Sunday

Jesus, the Man of Sorrows

The prophet Isaias calls our Blessed Redeemer a man of sorrows; (Isaiah 53:3) and such he was, for his whole life was a life of sorrows. He took upon his own shoulders all our debts. It is true that as he was man and God, a single prayer from him would have been sufficient to make satisfaction for the sins of the whole world; but our Saviour would rigorously satisfy divine justice, and hence he chose for himself a life of contempt and suffering, being content for the love of man to be treated as the last and the vilest of men, as the prophet Isaias had foreseen him: We have seen Him... despised and the most abject of men (Isaiah 53:2)

O my despised Jesus! by the contempt which Thou didst endure Thou hast made satisfaction for the contempt with which I have treated Thee. Oh that I had died and had never offended Thee!

Who, my God, amongst the sons of men, was ever so afflicted and oppressed as our most loving Redeemer? Man, however much he may be afflicted in this world, enjoys from time to time relief and consolation. Thus does our compassionate God treat his ungrateful and rebellious creatures. But he would not thus treat his beloved Son; for the life of Jesus Christ in this world was not only a life of afflictions, but of continual afflictions from its commencement until death. Our Blessed Saviour was deprived of all consolation and of every kind of relief. In a word, he was born but to suffer and to be the man of sorrows.

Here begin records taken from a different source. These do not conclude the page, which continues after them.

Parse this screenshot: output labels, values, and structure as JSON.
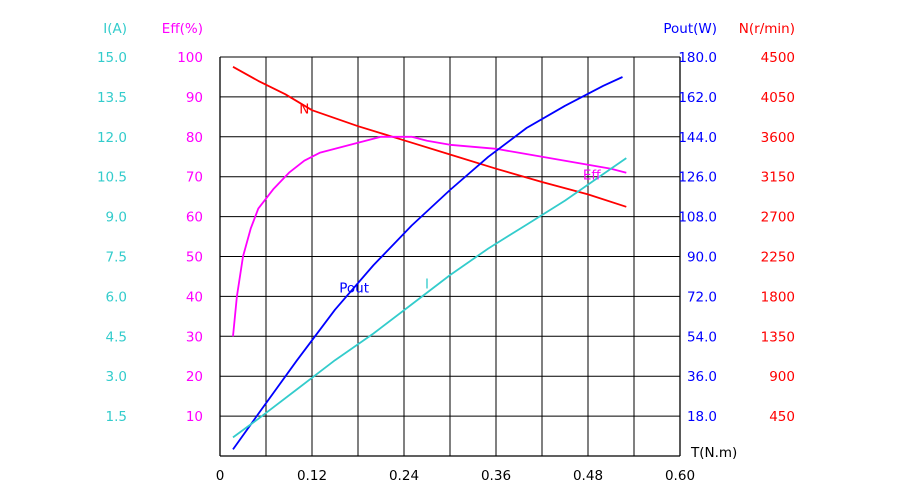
{
  "chart_data": {
    "type": "line",
    "xlabel": "T(N.m)",
    "x_ticks": [
      "0",
      "0.12",
      "0.24",
      "0.36",
      "0.48",
      "0.60"
    ],
    "xlim": [
      0,
      0.6
    ],
    "grid": true,
    "axes": [
      {
        "id": "I",
        "label": "I(A)",
        "color": "#33cccc",
        "range": [
          0,
          15
        ],
        "ticks": [
          "15.0",
          "13.5",
          "12.0",
          "10.5",
          "9.0",
          "7.5",
          "6.0",
          "4.5",
          "3.0",
          "1.5"
        ]
      },
      {
        "id": "Eff",
        "label": "Eff(%)",
        "color": "#ff00ff",
        "range": [
          0,
          100
        ],
        "ticks": [
          "100",
          "90",
          "80",
          "70",
          "60",
          "50",
          "40",
          "30",
          "20",
          "10"
        ]
      },
      {
        "id": "Pout",
        "label": "Pout(W)",
        "color": "#0000ff",
        "range": [
          0,
          180
        ],
        "ticks": [
          "180.0",
          "162.0",
          "144.0",
          "126.0",
          "108.0",
          "90.0",
          "72.0",
          "54.0",
          "36.0",
          "18.0"
        ]
      },
      {
        "id": "N",
        "label": "N(r/min)",
        "color": "#ff0000",
        "range": [
          0,
          4500
        ],
        "ticks": [
          "4500",
          "4050",
          "3600",
          "3150",
          "2700",
          "2250",
          "1800",
          "1350",
          "900",
          "450"
        ]
      }
    ],
    "series": [
      {
        "name": "N",
        "axis": "N",
        "color": "#ff0000",
        "x": [
          0.017,
          0.05,
          0.085,
          0.12,
          0.18,
          0.24,
          0.3,
          0.36,
          0.42,
          0.48,
          0.53
        ],
        "y": [
          4390,
          4230,
          4080,
          3900,
          3720,
          3560,
          3400,
          3240,
          3090,
          2950,
          2810
        ]
      },
      {
        "name": "Eff",
        "axis": "Eff",
        "color": "#ff00ff",
        "x": [
          0.017,
          0.022,
          0.03,
          0.04,
          0.05,
          0.07,
          0.09,
          0.11,
          0.13,
          0.15,
          0.17,
          0.19,
          0.21,
          0.23,
          0.25,
          0.27,
          0.3,
          0.33,
          0.36,
          0.39,
          0.42,
          0.45,
          0.48,
          0.51,
          0.53
        ],
        "y": [
          30,
          40,
          50,
          57,
          62,
          67,
          71,
          74,
          76,
          77,
          78,
          79,
          80,
          80,
          80,
          79,
          78,
          77.5,
          77,
          76,
          75,
          74,
          73,
          72,
          71
        ]
      },
      {
        "name": "Pout",
        "axis": "Pout",
        "color": "#0000ff",
        "x": [
          0.017,
          0.05,
          0.1,
          0.15,
          0.2,
          0.25,
          0.3,
          0.35,
          0.4,
          0.45,
          0.5,
          0.525
        ],
        "y": [
          3,
          19,
          43,
          66,
          86,
          104,
          120,
          135,
          148,
          158,
          167,
          171
        ]
      },
      {
        "name": "I",
        "axis": "I",
        "color": "#33cccc",
        "x": [
          0.017,
          0.05,
          0.1,
          0.15,
          0.2,
          0.25,
          0.3,
          0.35,
          0.4,
          0.45,
          0.5,
          0.53
        ],
        "y": [
          0.7,
          1.4,
          2.5,
          3.6,
          4.6,
          5.7,
          6.8,
          7.8,
          8.7,
          9.6,
          10.6,
          11.2
        ]
      }
    ]
  }
}
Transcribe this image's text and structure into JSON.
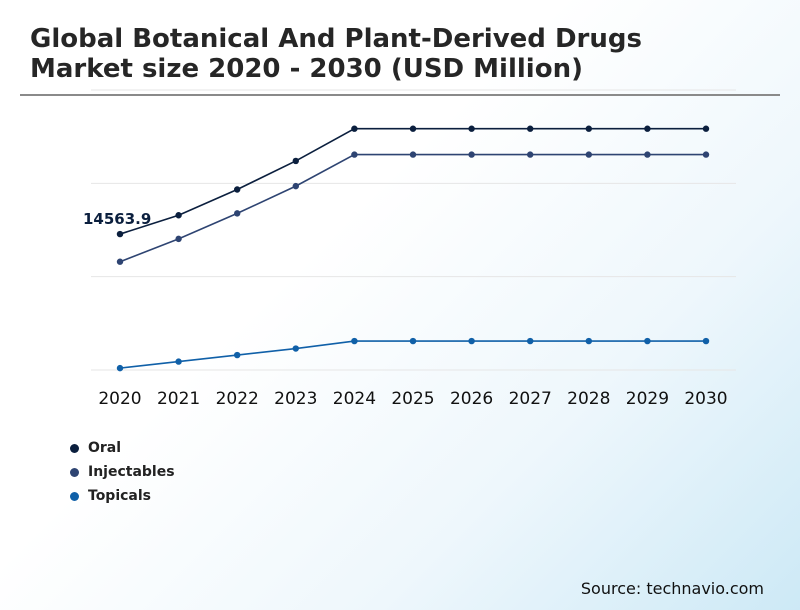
{
  "title_line1": "Global Botanical And Plant-Derived Drugs",
  "title_line2": "Market size 2020 - 2030 (USD Million)",
  "source": "Source: technavio.com",
  "chart_data": {
    "type": "line",
    "title": "Global Botanical And Plant-Derived Drugs Market size 2020 - 2030 (USD Million)",
    "xlabel": "",
    "ylabel": "",
    "x": [
      "2020",
      "2021",
      "2022",
      "2023",
      "2024",
      "2025",
      "2026",
      "2027",
      "2028",
      "2029",
      "2030"
    ],
    "ylim": [
      0,
      30000
    ],
    "grid": true,
    "legend_position": "bottom-left",
    "annotations": [
      {
        "series": "Oral",
        "x": "2020",
        "text": "14563.9"
      }
    ],
    "series": [
      {
        "name": "Oral",
        "color": "#0b1f3e",
        "values": [
          14563.9,
          16580,
          19340,
          22400,
          25850,
          25850,
          25850,
          25850,
          25850,
          25850,
          25850
        ]
      },
      {
        "name": "Injectables",
        "color": "#2e4472",
        "values": [
          11600,
          14050,
          16780,
          19700,
          23080,
          23080,
          23080,
          23080,
          23080,
          23080,
          23080
        ]
      },
      {
        "name": "Topicals",
        "color": "#1060a8",
        "values": [
          200,
          900,
          1600,
          2300,
          3100,
          3100,
          3100,
          3100,
          3100,
          3100,
          3100
        ]
      }
    ]
  }
}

O Jesus! how unhappy is he who does not love Thee, or who loves Thee but little, after Thou hast so loved us miserable worms who have offended Thee! Enable me from this day forward to love no other but Thee, who alone art worthy of being loved.

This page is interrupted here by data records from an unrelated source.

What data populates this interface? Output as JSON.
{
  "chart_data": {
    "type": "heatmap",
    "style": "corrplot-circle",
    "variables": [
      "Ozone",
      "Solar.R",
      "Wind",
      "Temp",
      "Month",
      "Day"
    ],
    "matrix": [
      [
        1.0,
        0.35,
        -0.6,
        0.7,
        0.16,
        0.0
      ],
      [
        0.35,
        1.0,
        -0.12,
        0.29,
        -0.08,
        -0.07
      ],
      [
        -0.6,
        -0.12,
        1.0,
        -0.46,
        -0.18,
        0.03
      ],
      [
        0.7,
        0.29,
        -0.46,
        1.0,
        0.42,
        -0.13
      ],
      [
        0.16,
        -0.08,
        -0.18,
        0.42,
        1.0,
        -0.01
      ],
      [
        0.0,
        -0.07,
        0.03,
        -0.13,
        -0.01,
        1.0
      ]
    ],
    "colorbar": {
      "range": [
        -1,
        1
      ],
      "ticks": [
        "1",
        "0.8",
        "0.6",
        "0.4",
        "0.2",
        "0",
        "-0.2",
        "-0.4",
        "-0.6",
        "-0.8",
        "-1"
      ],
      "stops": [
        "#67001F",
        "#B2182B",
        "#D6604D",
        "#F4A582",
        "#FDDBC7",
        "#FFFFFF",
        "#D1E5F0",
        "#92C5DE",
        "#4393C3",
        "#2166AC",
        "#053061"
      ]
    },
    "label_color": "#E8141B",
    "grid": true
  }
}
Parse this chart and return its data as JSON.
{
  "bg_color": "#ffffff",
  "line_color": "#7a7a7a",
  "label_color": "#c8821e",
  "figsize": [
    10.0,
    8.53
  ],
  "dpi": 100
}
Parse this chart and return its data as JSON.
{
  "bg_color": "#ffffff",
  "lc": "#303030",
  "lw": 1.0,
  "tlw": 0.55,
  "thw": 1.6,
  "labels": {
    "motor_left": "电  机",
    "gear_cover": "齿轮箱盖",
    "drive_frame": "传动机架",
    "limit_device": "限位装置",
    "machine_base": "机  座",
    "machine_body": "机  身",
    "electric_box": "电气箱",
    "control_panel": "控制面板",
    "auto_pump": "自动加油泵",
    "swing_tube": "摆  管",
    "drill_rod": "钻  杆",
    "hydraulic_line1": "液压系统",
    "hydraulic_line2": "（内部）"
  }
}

Again, men suffer afflictions, but it is only while they are suffering them, because they do not know those which are yet to come. But Jesus Christ, having, as God, a knowledge of all future things, suffered in every moment of his life, not only the pains which actually afflicted him, but all those also which were to come upon him, and especially the outrages of his most sorrowful Passion, having always before his eyes his scourging at the pillar, his crowning with thorns, his crucifixion and bitter death, with all the sorrows and desolation which accompanied it.

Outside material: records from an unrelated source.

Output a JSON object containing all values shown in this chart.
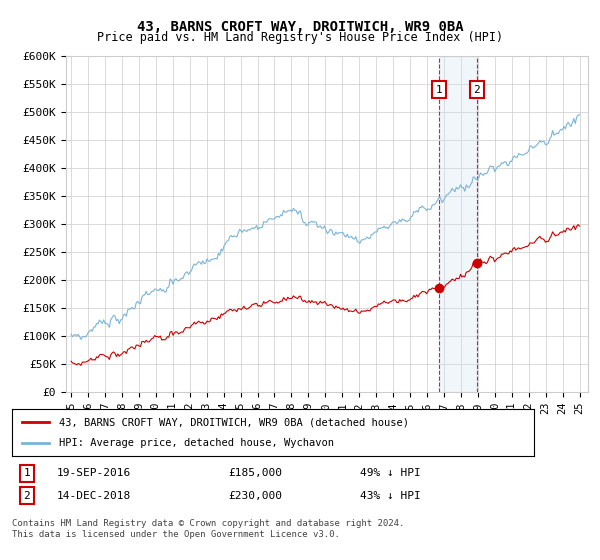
{
  "title": "43, BARNS CROFT WAY, DROITWICH, WR9 0BA",
  "subtitle": "Price paid vs. HM Land Registry's House Price Index (HPI)",
  "ylim": [
    0,
    600000
  ],
  "yticks": [
    0,
    50000,
    100000,
    150000,
    200000,
    250000,
    300000,
    350000,
    400000,
    450000,
    500000,
    550000,
    600000
  ],
  "ytick_labels": [
    "£0",
    "£50K",
    "£100K",
    "£150K",
    "£200K",
    "£250K",
    "£300K",
    "£350K",
    "£400K",
    "£450K",
    "£500K",
    "£550K",
    "£600K"
  ],
  "transaction1_year": 2016.72,
  "transaction1_price": 185000,
  "transaction1_pct": "49%",
  "transaction1_label": "19-SEP-2016",
  "transaction2_year": 2018.95,
  "transaction2_price": 230000,
  "transaction2_pct": "43%",
  "transaction2_label": "14-DEC-2018",
  "hpi_color": "#7ab4d8",
  "price_color": "#cc0000",
  "marker_box_color": "#cc0000",
  "shading_color": "#c8dff0",
  "legend_label_price": "43, BARNS CROFT WAY, DROITWICH, WR9 0BA (detached house)",
  "legend_label_hpi": "HPI: Average price, detached house, Wychavon",
  "footer": "Contains HM Land Registry data © Crown copyright and database right 2024.\nThis data is licensed under the Open Government Licence v3.0.",
  "background_color": "#ffffff",
  "grid_color": "#cccccc"
}
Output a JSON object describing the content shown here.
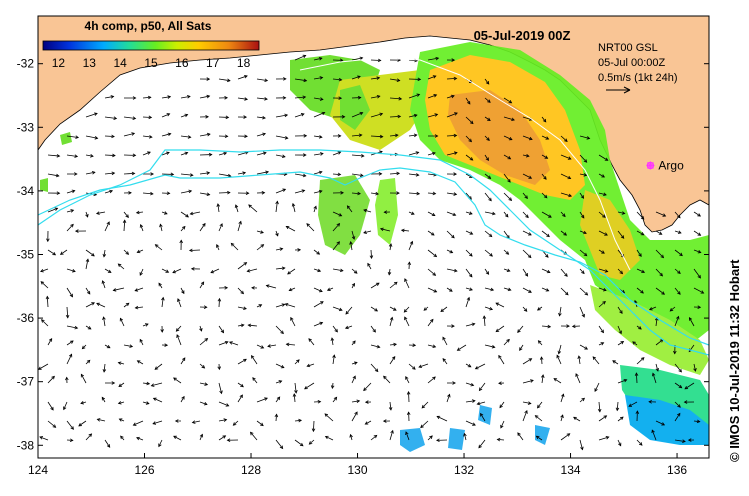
{
  "map": {
    "title": "05-Jul-2019 00Z",
    "legend": {
      "title": "4h comp, p50, All Sats",
      "ticks": [
        "12",
        "13",
        "14",
        "15",
        "16",
        "17",
        "18"
      ],
      "min": 11.5,
      "max": 18.5
    },
    "info": {
      "line1": "NRT00 GSL",
      "line2": "05-Jul 00:00Z",
      "line3": "0.5m/s (1kt 24h)"
    },
    "marker": {
      "label": "Argo",
      "lon": 135.5,
      "lat": -33.6,
      "color": "#ff33ff"
    },
    "credit": "© IMOS 10-Jul-2019 11:32 Hobart",
    "axes": {
      "lon_ticks": [
        "124",
        "126",
        "128",
        "130",
        "132",
        "134",
        "136"
      ],
      "lat_ticks": [
        "-32",
        "-33",
        "-34",
        "-35",
        "-36",
        "-37",
        "-38"
      ],
      "lon_range": [
        124,
        136.6
      ],
      "lat_range": [
        -38.2,
        -31.25
      ]
    },
    "colors": {
      "land": "#f9c595",
      "ocean": "#ffffff",
      "current_line": "#33ddee",
      "arrow": "#000000"
    }
  }
}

And why, O Jesus! didst Thou suffer so much for me who have so grievously offended Thee? Accept of me now that I may love Thee, and that henceforward I may love no other but Thee. My love and my only good, accept of me and strengthen me. I am resolved to become holy, that I may please Thee alone. Thou desirest me to be all Thine, and such do I desire to be. Holy Mary, thou art my hope.